Die Inflation ist zweistellig, erstmals seit 70 Jahren. Aber jeden Tag verlangen wir vom Staat mehr Geld: Für Schulen, Kindergärten, aber auch Gemeinden und Tourismus, für Junge und Pensionisten. Da will man gar nicht darüber reden, dass die Steuern und die Staatsverschuldung krisenbedingt hoch sind. Jedenfalls sind alle für das Ausgeben von mehr Geld aber niemand sagt, wo wir sparen könnten.
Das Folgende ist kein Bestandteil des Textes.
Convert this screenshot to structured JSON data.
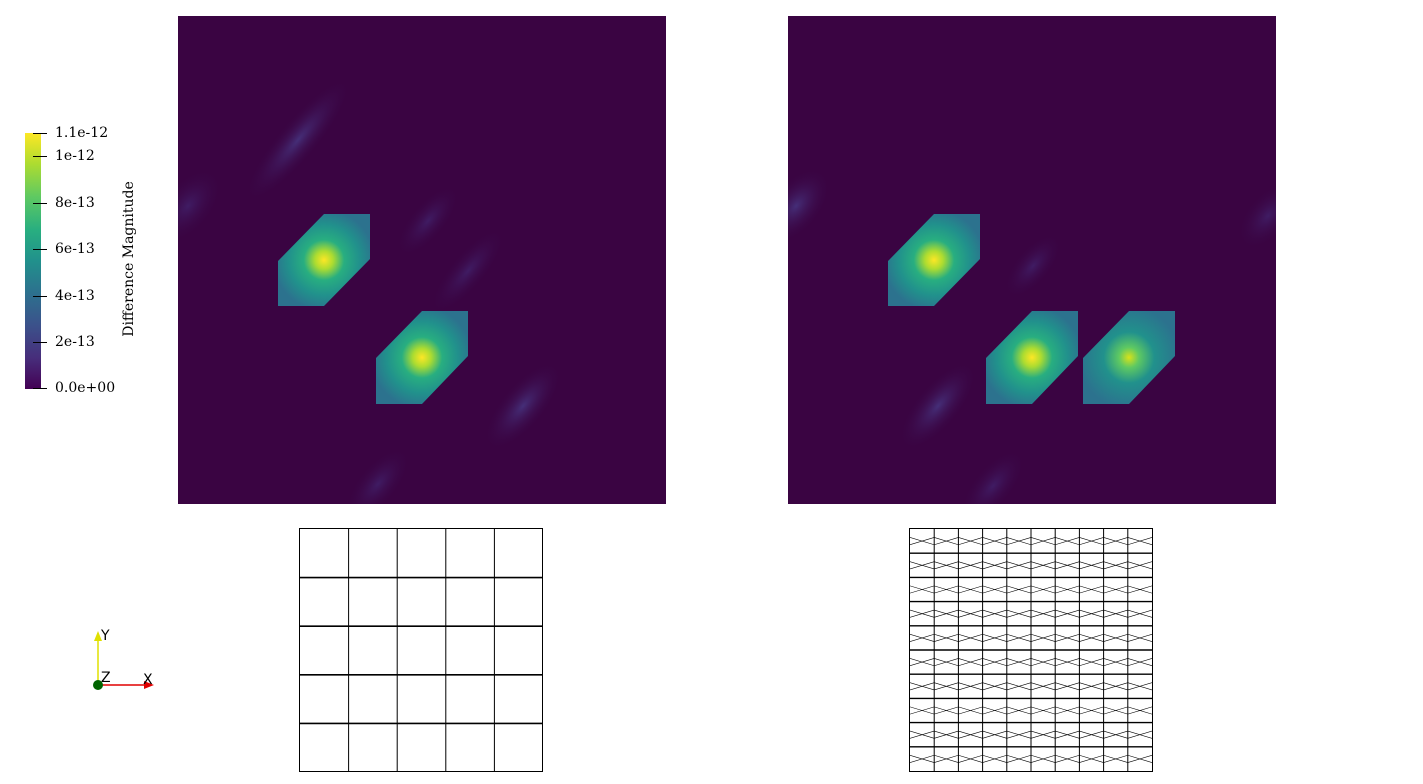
{
  "legend": {
    "title": "Difference Magnitude",
    "ticks": [
      {
        "label": "1.1e-12",
        "value": 1.1e-12
      },
      {
        "label": "1e-12",
        "value": 1e-12
      },
      {
        "label": "8e-13",
        "value": 8e-13
      },
      {
        "label": "6e-13",
        "value": 6e-13
      },
      {
        "label": "4e-13",
        "value": 4e-13
      },
      {
        "label": "2e-13",
        "value": 2e-13
      },
      {
        "label": "0.0e+00",
        "value": 0
      }
    ],
    "range": [
      0,
      1.1e-12
    ],
    "colormap": "viridis",
    "colors": [
      "#440154",
      "#3b528b",
      "#21918c",
      "#5ec962",
      "#fde725"
    ]
  },
  "views": {
    "left_field": {
      "background": "#3a0442"
    },
    "right_field": {
      "background": "#3a0442"
    },
    "left_mesh": {
      "grid": "5x5"
    },
    "right_mesh": {
      "grid": "10x10"
    }
  },
  "orientation": {
    "x_label": "X",
    "y_label": "Y",
    "z_label": "Z",
    "x_color": "#e00000",
    "y_color": "#e0e000",
    "z_color": "#006400"
  }
}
Ja, die Inflation ist teilweise angebotsbedingt, Putins Krieg plus Spekulationen machen Energie teurer, aber auch Diesel wird knapp. Und alle brauchen viel Energie. Was vergessen wird: Inflation ist auch durch Politikfehler bedingt, und die Gesamtnachfrage aus Konsum plus Investitionen und Exporte plus Staatsausgaben ist zu hoch. Richtig ist, dass wir zu wenig gespart haben. Zum Beispiel wurden nie die falschen Subventionen für fossile Energie gekürzt – sie sind höher als jene für Erneuerbare. Die Subventionen für Großbauern bleiben, auch wenn sie extrem viel düngen, Methan zulassen, subventioniert exportieren. Kleinbauern brauchen mehr, besonders wenn Spaltböden vermieden werden sollen, aber die Großen beherrschen die Politik und die Kammer.
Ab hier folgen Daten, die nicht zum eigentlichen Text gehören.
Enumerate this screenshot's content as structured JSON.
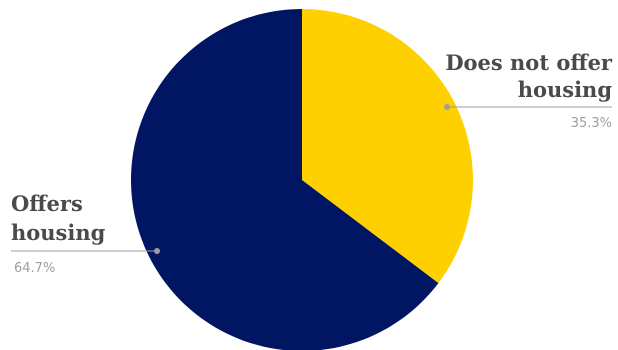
{
  "chart_data": {
    "type": "pie",
    "title": "",
    "start_angle_deg": 0,
    "direction": "clockwise",
    "slices": [
      {
        "label_lines": [
          "Does not offer",
          "housing"
        ],
        "value": 35.3,
        "value_label": "35.3%",
        "color": "#FFD000"
      },
      {
        "label_lines": [
          "Offers",
          "housing"
        ],
        "value": 64.7,
        "value_label": "64.7%",
        "color": "#001663"
      }
    ]
  }
}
Die Vierfachbürokratie für Gemeinde, Land, Staat und EU wird nicht durchforstet. Die EU übernimmt neue Aufgaben, aber die alten Beamten bleiben. Wann immer jemand eine Umstellung will, wird er von einem Lobbyisten (inklusive Sozialpartnern und Parteien) eingebremst. Populisten im In- und Ausland verlangen mehr Ausgaben und bekommen Unterstützung von den Wählern und Wählerinnen.
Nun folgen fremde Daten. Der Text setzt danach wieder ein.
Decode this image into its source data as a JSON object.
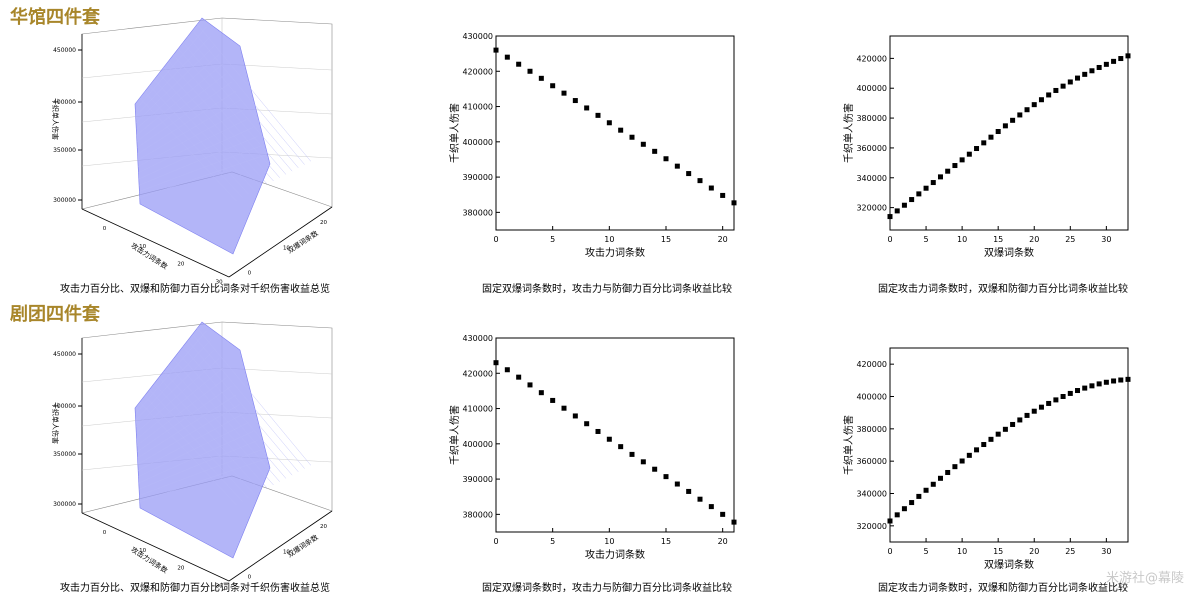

Wir haben weder viel Energie gespart noch Flächen an Autobahnen oder Bahn für Fotovoltaik genutzt, auch große Dächer in Fabriken oder Parkhäusern sind kahl – Windräder brauchen jahrzehntelang für Genehmigung. Wenn Energie knapp wird, kann man ja wieder Kohlekraftwerke anwerfen oder Atomkraftwerke verlängern. Energie sparen? Können wir später. Ohne Sparen und Blick auf das, was wir längerfristig wollen, geht es nicht, Österreich ist vielleicht nicht Schlusslicht, im Sparen von Unnötigem und aber sicher auch nicht Vorbild. Wir haben Emissionen, die noch immer mit jedem Wachstumsprozent steigen. Jetzt sollte man unnötige Ausgaben reduzieren, die Hälfte davon denen geben, die es am dringendsten brauchen oder denen die noch für diesen Winter in Einsparungen investieren können. Die andere Hälfte sollten wir nutzen, um die Inflation zu senken. Diese ist auch so hoch, weil der Staat so viel ausgibt. Ein wenig Energie sparen ginge noch in den Wochen, bis es kalt wird, den Rest können wir bei Beleuchtung und Beheizung sparen.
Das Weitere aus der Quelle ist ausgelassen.